О том, что они будут делать без папочки, ни Лиля, ни Виктор пока не задумывались. Папочка был для них дойной коровой, у которой никогда «золотое молоко» не иссякнет. И если бы вдруг он однажды не вручил своим чадам по объемистой пачке купюр, и сын и дочь посчи­тали бы это величайшей подлостью с его стороны.

Если бы можно было в нашем обществе не работать, и Виктор и Лиля никогда бы не работали. Они давно по­теряли интерес к своей специальности. Зачем ломать го­лову над проектами, статьями, очерками, когда можно получить от отца наличными столько, сколько не зара­ботаешь и за три месяца. Кто знает, может быть, и у Лили, и у Виктора были какие-то способности, пусть даже скромные, но любвеобильный папочка убил их в самом зародыше. «Пусть работают лошади, — любил го­ворить он, — а человек должен наслаждаться жизнью».

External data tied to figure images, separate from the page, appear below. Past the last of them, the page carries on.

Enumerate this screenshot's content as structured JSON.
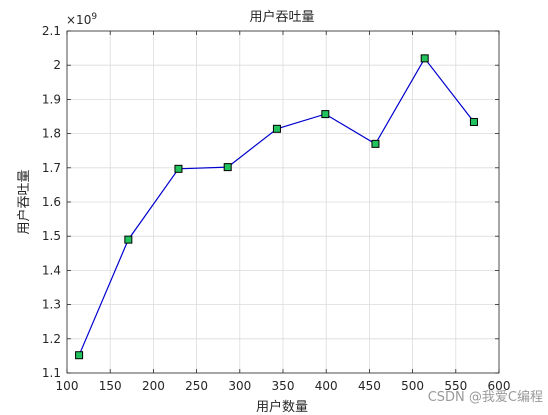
{
  "chart_data": {
    "type": "line",
    "title": "用户吞吐量",
    "xlabel": "用户数量",
    "ylabel": "用户吞吐量",
    "y_exponent_base": "×10",
    "y_exponent_power": "9",
    "xlim": [
      100,
      600
    ],
    "ylim": [
      1.1,
      2.1
    ],
    "x_ticks": [
      100,
      150,
      200,
      250,
      300,
      350,
      400,
      450,
      500,
      550,
      600
    ],
    "y_ticks": [
      1.1,
      1.2,
      1.3,
      1.4,
      1.5,
      1.6,
      1.7,
      1.8,
      1.9,
      2.0,
      2.1
    ],
    "x_tick_labels": [
      "100",
      "150",
      "200",
      "250",
      "300",
      "350",
      "400",
      "450",
      "500",
      "550",
      "600"
    ],
    "y_tick_labels": [
      "1.1",
      "1.2",
      "1.3",
      "1.4",
      "1.5",
      "1.6",
      "1.7",
      "1.8",
      "1.9",
      "2",
      "2.1"
    ],
    "grid": true,
    "series": [
      {
        "x": [
          114,
          171,
          229,
          286,
          343,
          399,
          457,
          514,
          571
        ],
        "values": [
          1.152,
          1.49,
          1.697,
          1.702,
          1.814,
          1.857,
          1.77,
          2.02,
          1.834
        ],
        "line_color": "#0000cd",
        "marker": "square",
        "marker_face_color": "#22c35e",
        "marker_edge_color": "#000000"
      }
    ]
  },
  "watermark": "CSDN @我爱C编程"
}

И эта философия с детства была усвоена его детьми. Сам того не сознавая, он лишил их главного в жизни — радости творчества. Любая работа стала для них при­нудиловкой, которую необходимо отбывать, чтобы не возмущать это «несовершенное общество», в котором они живут. Работа раздражала их, отвлекала от тех «радо­стей жизни», которые приносят даровые деньги и ничегонеделанье. Выйдя опять замуж, Лиля бросила работу, посвятив себя целиком магазинам, тряпкам, благоустрой­ству квартиры. Слава богу, папин бюджет всё выдер­жит.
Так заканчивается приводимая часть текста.